If nothing else from this primary season should have chilled his enthusiasm to continue, the results in Michigan should have. It’s a state he carried over Hillary Clinton in 2016. Biden demolished him there this year, carrying counties and precincts Sanders had won by big majorities four years earlier. There’s not a single state in which Sanders hasn’t received a lower percentage this year than he did in 2016. Most of his victories have been in low-turnout caucuses, not in actual elections. The evidence indicates he was more of a beneficiary of an anti-Hillary vote four years ago than many of us would have imagined. He and his zealots can’t accept that.

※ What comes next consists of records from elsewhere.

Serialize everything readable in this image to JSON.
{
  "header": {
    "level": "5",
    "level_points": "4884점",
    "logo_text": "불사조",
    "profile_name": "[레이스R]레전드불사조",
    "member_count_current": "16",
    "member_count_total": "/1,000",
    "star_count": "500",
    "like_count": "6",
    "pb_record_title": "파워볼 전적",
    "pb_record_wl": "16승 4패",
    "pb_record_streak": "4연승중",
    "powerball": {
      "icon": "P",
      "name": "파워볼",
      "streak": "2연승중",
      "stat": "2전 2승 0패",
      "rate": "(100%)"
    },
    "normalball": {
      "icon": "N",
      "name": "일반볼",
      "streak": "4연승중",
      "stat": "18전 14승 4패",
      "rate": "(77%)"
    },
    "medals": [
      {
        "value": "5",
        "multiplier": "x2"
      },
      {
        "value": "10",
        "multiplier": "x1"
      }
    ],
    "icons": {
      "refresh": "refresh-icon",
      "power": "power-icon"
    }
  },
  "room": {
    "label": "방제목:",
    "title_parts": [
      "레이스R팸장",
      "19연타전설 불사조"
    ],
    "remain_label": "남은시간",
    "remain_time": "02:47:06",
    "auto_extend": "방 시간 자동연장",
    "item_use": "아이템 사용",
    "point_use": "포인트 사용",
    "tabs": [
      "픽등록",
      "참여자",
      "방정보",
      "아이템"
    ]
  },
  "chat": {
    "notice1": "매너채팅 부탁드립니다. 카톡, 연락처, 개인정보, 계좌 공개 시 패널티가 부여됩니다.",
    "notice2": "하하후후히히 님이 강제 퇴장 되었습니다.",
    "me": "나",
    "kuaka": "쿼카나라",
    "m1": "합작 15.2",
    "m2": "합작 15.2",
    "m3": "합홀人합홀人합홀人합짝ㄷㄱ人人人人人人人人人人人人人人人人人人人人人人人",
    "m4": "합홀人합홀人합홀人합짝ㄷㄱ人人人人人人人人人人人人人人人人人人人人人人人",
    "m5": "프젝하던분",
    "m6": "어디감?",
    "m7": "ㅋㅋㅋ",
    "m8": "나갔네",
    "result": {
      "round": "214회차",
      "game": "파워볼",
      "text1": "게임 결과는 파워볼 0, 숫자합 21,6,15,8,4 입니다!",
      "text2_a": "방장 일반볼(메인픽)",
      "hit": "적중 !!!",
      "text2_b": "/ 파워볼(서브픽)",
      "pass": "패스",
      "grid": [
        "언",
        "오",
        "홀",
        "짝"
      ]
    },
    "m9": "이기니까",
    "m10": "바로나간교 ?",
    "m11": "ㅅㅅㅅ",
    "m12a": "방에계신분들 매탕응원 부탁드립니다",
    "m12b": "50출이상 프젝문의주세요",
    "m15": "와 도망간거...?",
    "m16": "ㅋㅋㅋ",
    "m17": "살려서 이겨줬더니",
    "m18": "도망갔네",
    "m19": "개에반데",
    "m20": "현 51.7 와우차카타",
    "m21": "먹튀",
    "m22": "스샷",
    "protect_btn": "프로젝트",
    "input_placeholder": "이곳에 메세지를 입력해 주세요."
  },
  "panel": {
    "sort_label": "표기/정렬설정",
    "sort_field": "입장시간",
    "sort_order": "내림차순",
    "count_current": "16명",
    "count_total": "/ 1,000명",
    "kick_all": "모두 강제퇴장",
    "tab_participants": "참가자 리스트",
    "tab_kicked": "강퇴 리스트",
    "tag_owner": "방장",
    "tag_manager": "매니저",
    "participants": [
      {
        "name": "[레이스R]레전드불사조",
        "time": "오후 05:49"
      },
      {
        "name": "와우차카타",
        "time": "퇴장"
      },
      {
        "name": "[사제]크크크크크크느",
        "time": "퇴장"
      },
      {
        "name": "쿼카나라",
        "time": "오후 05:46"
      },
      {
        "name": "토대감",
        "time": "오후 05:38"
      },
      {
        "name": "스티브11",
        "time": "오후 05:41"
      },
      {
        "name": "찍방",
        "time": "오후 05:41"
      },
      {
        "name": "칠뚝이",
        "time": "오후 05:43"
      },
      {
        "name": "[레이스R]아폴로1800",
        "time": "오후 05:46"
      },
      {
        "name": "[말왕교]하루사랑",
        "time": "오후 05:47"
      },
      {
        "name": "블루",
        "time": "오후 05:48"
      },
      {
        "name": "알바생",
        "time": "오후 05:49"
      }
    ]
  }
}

Look, a majority of Democratic voters say they are for single-payer healthcare, a Sanders emblem. Yet those same voters are handing Biden landslide victories in state after state. Yet, Sanders continues to see some nefarious acts by a shadow establishment behind it. He thinks Sen. Amy Klobuchar and Pete Buttigieg dropped out of the race and endorsed Biden at a strategic moment because they were forced out by some conspiracy. He can’t accept the fact that they did what many politicians have done before them. Running behind and looking at polls that said there was no path forward, they stepped aside and endorsed the person who most closely approximated their positions on the issues, the person they believed had the best chance to defeat President Donald Trump in the General Election.
As for staying in the race to advance his agenda on issues, that is a tired excuse. His agenda has been loud and clear for five years. It isn’t changing. Joe Biden has a different vision on health care, the dominant issue of Sanders’ messaging. The voters heard each candidate present his case repeatedly in debates and the voters sided with Biden. Sanders could stay in the race to the bloody end and continue to preach his message of single payer. It isn’t new and it isn’t going to change anything.
All Sanders can accomplish from here on is to distract Biden and the party from the central goal of defeating Trump and fueling the vitriol his zealots spew on social media. Face it, Sen. Sanders, you gave a revolution and you lost.